The popularity of the ferry as a means to commute to San Francisco means that more people are driving to the terminal than the lot has parking spaces for. According to a city staff report for tomorrow’s council meeting, roughly 350 ferry riders drive to the terminal, which has a parking lot capacity of only 250.
The drivers of the excess 100 vehicles end up parking in nearby residential neighborhoods or in parking spaces intended for users of the shoreline park.
The Headlands and Columbia homeowner associations (HOA), which have public streets, and the Bay Colony, Freeport, and Cantamar associations, which have private streets, are either asking for the city to take steps or implement local rules to deal with the overflow parking.
City staff are proposing a three-part approach to the issue, which includes parking permits within the homeowners associations, and parking charges for ferry users.
From the staff report:
- First, the city will approve a residential permit parking program on the public streets located at the Columbia and Headlands sub-HOAs. The permit parking program would prohibit vehicles from parking on those streets for more than four hours without a permit. Enforcement would be provided by the Alameda Police Department, and the HOAs would handle the cost and administration of permits.
- Second, charge $2-$4 per day for parking at the 250 parking spaces at the ferry parking terminal.

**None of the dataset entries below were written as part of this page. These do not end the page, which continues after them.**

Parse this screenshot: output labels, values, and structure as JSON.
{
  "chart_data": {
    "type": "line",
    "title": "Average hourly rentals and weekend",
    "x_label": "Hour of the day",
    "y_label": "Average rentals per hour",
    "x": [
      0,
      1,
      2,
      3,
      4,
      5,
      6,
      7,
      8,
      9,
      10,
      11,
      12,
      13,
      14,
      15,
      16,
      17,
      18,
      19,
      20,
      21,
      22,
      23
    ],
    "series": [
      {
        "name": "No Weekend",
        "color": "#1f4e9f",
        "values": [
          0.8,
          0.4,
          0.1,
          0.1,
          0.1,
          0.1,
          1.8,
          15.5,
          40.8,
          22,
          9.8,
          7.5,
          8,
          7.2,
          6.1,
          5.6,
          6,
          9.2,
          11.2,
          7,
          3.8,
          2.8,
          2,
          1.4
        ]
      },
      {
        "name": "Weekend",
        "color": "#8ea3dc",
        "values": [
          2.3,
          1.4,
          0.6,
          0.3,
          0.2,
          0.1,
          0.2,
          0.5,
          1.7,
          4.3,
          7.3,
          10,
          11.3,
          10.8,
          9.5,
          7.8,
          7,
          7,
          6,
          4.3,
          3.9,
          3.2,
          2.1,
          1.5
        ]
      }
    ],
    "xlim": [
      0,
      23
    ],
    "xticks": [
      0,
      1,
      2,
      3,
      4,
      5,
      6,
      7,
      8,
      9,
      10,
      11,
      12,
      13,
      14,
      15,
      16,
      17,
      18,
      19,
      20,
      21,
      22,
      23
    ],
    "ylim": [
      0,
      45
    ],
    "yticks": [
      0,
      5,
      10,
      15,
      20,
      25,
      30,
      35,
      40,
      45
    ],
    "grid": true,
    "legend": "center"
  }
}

Parking charges encourage existing parkers to choose alternative transportation to the ferry and generate revenue to fund the plan’s third component.
- Third, provide free, reliable transit service through the residential communities of east Alameda and Harbor Bay, where most ferry riders live. This free transit service may mirror the Harbor Bay Business Park’s existing service but in Harbor Bay’s residential communities. Or it may rely on an improved AC Transit’s Line 21, which is free for users who transfer to the ferry, but is currently unreliable. Staff is exploring whether the transit service’s route can include a stop at a location with expanded parking supply, such as the parking lot at the Chuck Corica Golf Complex.
City staffers would conduct outreach to ferry users, to collect feedback, through the summer, with a view to implementing the plan on January 1, 2017.
The Water Emergency Transportation Authority, which operates the ferry service, considers parking charges a change in fare, which would be subject to approval by that agency’s board of directors.
Parking enforcement revenue is expected to cover enforcement cost, theoretically resulting in a cost neutral program.